The seven-minute “The Sound of War” (the one track which nods to Sundfør’s previous synth work) dominates Music For People In Trouble with its heaviness. A gloomy, heaving outro unsettles as Sundfør weaves a story of displacement and drones. “With climate change it’s gonna be really hard for people to live in certain places in the world and there’s gonna be great migrations,” she says of the track. “I just thought, I’m just trying to express what that feels like…to leave everything that you know.”
Sundfør continues: “Also I was trying to explain…I read this article on the BBC about how the sound of war has changed through history. For example – I thought this was really interesting – in the Vietnam War what we think of sound-wise is choppers, helicopters. But the reason for that is all those movies; Apocalypse Now, Platoon, Full Metal Jacket. There’s been a lot of movies about Vietnam so film culture gives us associations of war.”
That droning outro was directly inspired by the BBC report on Gaza, where the noise is described locally as “Zananna” (literally, a “whining child”). “It talked about war today, the sound of war is drones,” explains Sundfør. “I just thought that was so bizarre! It must be so terrifying, hearing this lazy bee, this bored bee…and that’s the sound of war, this weird, unthreatening sound but at the same time terrifying. I was watching these drone videos on YouTube made by civilians – I think they were Palestinians – and I read one of them explaining that it was either a surveillance camera or a bomb! So they’re just living in constant terror of not knowing whether or not this drone is gonna kill you….”
These are the people in trouble of the album’s title. Not just people of the places Sundfør visited or mentioned, but everyone. We don’t know when the next terror attack will be, when nuclear war will commence, whether the hate we see in Charlottesville will be defeated. We’re all in trouble and we’re living in the most uncertain times.
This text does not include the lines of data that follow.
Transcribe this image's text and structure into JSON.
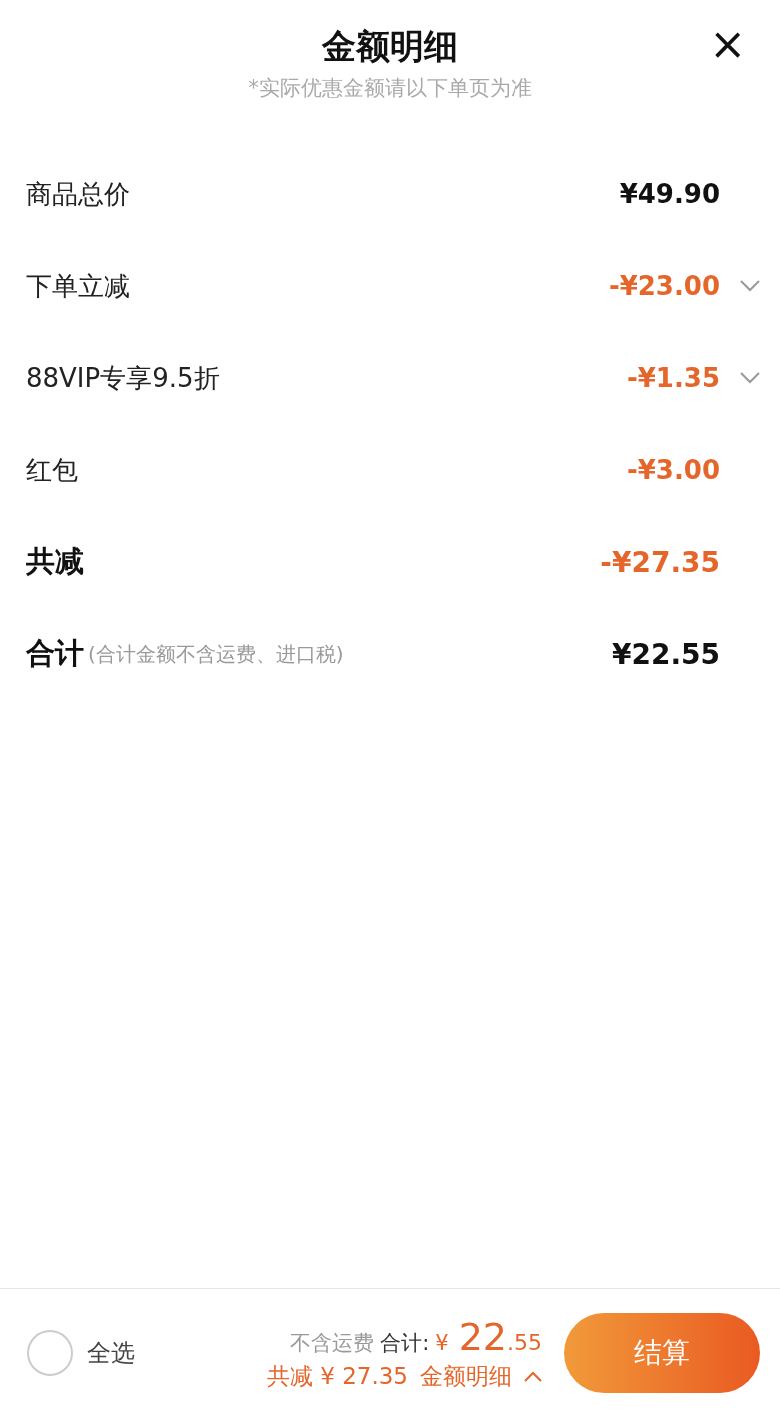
{
  "header": {
    "title": "金额明细",
    "subtitle": "*实际优惠金额请以下单页为准",
    "close": "×"
  },
  "rows": [
    {
      "label": "商品总价",
      "amount": "¥49.90",
      "discount": false,
      "bold": false,
      "expandable": false
    },
    {
      "label": "下单立减",
      "amount": "-¥23.00",
      "discount": true,
      "bold": false,
      "expandable": true
    },
    {
      "label": "88VIP专享9.5折",
      "amount": "-¥1.35",
      "discount": true,
      "bold": false,
      "expandable": true
    },
    {
      "label": "红包",
      "amount": "-¥3.00",
      "discount": true,
      "bold": false,
      "expandable": false
    },
    {
      "label": "共减",
      "amount": "-¥27.35",
      "discount": true,
      "bold": true,
      "expandable": false
    },
    {
      "label": "合计",
      "note": "(合计金额不含运费、进口税)",
      "amount": "¥22.55",
      "discount": false,
      "bold": true,
      "expandable": false
    }
  ],
  "footer": {
    "select_all": {
      "label": "全选",
      "checked": false
    },
    "shipping_note": "不含运费",
    "total_label": "合计:",
    "currency": "¥",
    "total_int": "22",
    "total_dec": ".55",
    "reduction": "共减 ¥ 27.35",
    "details_link": "金额明细",
    "checkout": "结算"
  }
}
“Exactly!” agrees Sundfør, bringing our conversation to a close. “There’s just a constant state of confusion and uncertainty about the future. I saw this amazing documentary called HyperNormalization [from filmmaker Adam Curtis] but it reminded me of Naomi Klein and her book The Shock Doctrine. It’s sort of the same thing; we’ve come to a time where politicians are deliberately trying to shock and confuse people in order to go through with policies that people wouldn’t necessarily want. It’s a disgusting tactic but it’s totally working! And it’s creating a sense of chaos, and in the end it also creates a sense of hopelessness….you feel like you’re losing control, and when the population loses control the politicians gain more power. I think it’s really important not to fall for that."
Finally, Sundfør suggests what we can do to stop being people in trouble: “To be able to find a calmness in the storm,” she says, firmly. “To be able to be sane and see through all the bullshit. I think that’s actually the most important thing we can do in order to fight the people who are trying to fuck with us.”